The htaccess only allows connections from localhost, so require_once() & include() to files in this directory works like a charm, since the requests come from localhost.
However, when I place upload.php in this folder and I put my upload_url to http://myhost.com/secure/upload.php, it show the Forbidden error code.
I don't know a lot about Flash, so maybe this is a really stupid question. Can anyone shed some light?
Thanks a bunch.
April 28, 2009 - 10:23am
Although Adobe claims this is supported by the Flash Player it doesn't actually work.
April 29, 2009 - 9:15am
That sucks... I'm no security expert, but it seems like a serious vulnerability...
Does anyone have an alternative to secure the upload.php, so that it is accessible by SWFUpload, but not by other scripts / people?
July 6, 2009 - 6:03am
I noticed this as well and it makes perfect sense actually.
I use coldfusion and not sure how the php crowd does their logins.

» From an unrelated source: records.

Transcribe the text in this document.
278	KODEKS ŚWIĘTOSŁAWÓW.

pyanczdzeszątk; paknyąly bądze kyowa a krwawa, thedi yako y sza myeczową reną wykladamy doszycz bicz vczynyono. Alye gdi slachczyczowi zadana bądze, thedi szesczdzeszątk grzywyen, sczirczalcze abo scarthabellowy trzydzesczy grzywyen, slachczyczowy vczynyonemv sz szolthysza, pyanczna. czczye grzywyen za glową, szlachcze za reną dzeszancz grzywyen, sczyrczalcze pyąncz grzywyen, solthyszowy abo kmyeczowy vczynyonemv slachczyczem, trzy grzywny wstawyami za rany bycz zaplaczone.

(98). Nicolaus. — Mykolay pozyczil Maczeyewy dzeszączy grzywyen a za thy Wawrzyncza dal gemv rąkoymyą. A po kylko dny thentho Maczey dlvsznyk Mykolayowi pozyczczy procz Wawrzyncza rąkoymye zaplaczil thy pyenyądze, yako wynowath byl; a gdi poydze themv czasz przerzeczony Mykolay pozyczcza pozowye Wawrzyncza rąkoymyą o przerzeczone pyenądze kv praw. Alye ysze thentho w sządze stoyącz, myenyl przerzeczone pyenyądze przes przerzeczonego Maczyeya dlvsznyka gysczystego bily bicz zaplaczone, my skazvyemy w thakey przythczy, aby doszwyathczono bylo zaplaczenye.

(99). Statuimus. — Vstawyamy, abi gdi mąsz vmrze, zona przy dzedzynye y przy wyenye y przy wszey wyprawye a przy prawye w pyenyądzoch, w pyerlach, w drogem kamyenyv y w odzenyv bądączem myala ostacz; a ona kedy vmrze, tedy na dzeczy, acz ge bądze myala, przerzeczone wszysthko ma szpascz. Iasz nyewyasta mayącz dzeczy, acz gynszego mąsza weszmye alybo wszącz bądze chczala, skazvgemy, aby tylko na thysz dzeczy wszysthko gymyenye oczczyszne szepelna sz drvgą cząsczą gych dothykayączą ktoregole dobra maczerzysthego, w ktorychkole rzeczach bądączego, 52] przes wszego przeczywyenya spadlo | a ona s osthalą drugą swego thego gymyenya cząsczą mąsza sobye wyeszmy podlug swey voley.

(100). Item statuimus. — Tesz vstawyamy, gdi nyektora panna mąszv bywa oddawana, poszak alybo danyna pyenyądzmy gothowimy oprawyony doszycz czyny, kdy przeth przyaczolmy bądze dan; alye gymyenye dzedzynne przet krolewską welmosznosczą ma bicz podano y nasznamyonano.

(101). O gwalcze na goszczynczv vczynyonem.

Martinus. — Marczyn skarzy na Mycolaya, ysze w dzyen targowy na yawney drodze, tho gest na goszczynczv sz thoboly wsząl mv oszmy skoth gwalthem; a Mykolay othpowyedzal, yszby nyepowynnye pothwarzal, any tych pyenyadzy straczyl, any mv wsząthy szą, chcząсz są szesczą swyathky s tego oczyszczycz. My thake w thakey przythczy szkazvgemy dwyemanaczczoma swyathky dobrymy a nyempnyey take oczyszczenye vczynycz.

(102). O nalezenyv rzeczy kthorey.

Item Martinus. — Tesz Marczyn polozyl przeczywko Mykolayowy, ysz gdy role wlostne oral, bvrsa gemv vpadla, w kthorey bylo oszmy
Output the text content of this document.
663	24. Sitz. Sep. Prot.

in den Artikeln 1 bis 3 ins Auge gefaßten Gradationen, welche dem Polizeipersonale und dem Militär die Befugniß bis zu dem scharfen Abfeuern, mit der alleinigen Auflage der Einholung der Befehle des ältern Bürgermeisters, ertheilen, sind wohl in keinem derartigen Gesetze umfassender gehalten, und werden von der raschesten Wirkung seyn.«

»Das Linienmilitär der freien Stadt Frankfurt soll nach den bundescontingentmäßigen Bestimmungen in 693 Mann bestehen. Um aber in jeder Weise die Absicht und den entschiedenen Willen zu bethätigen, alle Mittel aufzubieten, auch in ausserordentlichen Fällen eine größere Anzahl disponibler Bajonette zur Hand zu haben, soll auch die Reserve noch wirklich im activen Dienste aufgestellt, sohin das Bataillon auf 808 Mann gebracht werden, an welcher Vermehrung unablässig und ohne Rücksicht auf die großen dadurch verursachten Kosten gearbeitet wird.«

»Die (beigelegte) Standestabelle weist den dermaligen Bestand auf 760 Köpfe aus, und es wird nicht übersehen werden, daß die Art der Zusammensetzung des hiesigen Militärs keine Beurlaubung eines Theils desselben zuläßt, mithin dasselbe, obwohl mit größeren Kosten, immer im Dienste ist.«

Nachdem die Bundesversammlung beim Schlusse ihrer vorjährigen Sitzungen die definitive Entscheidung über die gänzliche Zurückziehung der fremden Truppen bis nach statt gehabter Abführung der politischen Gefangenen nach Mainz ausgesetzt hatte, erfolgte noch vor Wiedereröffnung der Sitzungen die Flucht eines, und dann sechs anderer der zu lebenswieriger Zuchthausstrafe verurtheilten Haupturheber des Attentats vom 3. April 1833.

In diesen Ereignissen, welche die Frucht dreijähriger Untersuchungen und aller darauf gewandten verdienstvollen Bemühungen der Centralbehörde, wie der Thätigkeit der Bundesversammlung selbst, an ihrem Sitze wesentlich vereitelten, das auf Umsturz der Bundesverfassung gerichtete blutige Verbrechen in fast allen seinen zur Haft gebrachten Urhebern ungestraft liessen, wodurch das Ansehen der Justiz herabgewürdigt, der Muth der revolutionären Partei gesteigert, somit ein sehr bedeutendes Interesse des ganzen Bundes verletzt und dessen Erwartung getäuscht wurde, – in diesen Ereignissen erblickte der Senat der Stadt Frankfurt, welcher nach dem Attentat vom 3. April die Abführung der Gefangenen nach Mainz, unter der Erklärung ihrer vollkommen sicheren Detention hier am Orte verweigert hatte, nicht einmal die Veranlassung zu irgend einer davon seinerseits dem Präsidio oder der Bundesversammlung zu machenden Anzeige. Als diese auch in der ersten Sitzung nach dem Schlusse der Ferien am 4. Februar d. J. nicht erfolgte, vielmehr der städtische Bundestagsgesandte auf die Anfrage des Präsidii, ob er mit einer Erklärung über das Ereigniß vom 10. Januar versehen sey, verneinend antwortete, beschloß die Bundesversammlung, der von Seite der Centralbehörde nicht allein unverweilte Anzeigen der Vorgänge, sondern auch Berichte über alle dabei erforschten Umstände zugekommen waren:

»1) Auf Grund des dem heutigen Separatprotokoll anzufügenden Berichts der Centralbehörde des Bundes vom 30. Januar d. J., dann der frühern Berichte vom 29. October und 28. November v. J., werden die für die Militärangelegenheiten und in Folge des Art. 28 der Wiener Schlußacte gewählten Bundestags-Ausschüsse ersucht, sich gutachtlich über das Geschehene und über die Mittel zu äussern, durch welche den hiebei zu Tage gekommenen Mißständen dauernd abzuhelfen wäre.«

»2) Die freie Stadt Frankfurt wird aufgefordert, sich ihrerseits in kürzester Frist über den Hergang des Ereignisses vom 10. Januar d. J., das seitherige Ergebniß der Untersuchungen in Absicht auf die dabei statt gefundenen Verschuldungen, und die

In Coldfusion we have a file called Application.cfc which runs before every request so that gives us an easy way to go this. Basically this files grabs the page that is being run and there i look to see if the page has /admin/ in it & if it does it checks to make sure the login session matches. Ok so thats what i had, I had to change it a bit to where it looks for to see if you are in the /admin/ subfolder but have it exclude the folder that I have the upload scripts in. And then that leaves that folder open to public so I gotta add another cfc in there so that the folder can't be browsed... easier then it sounds.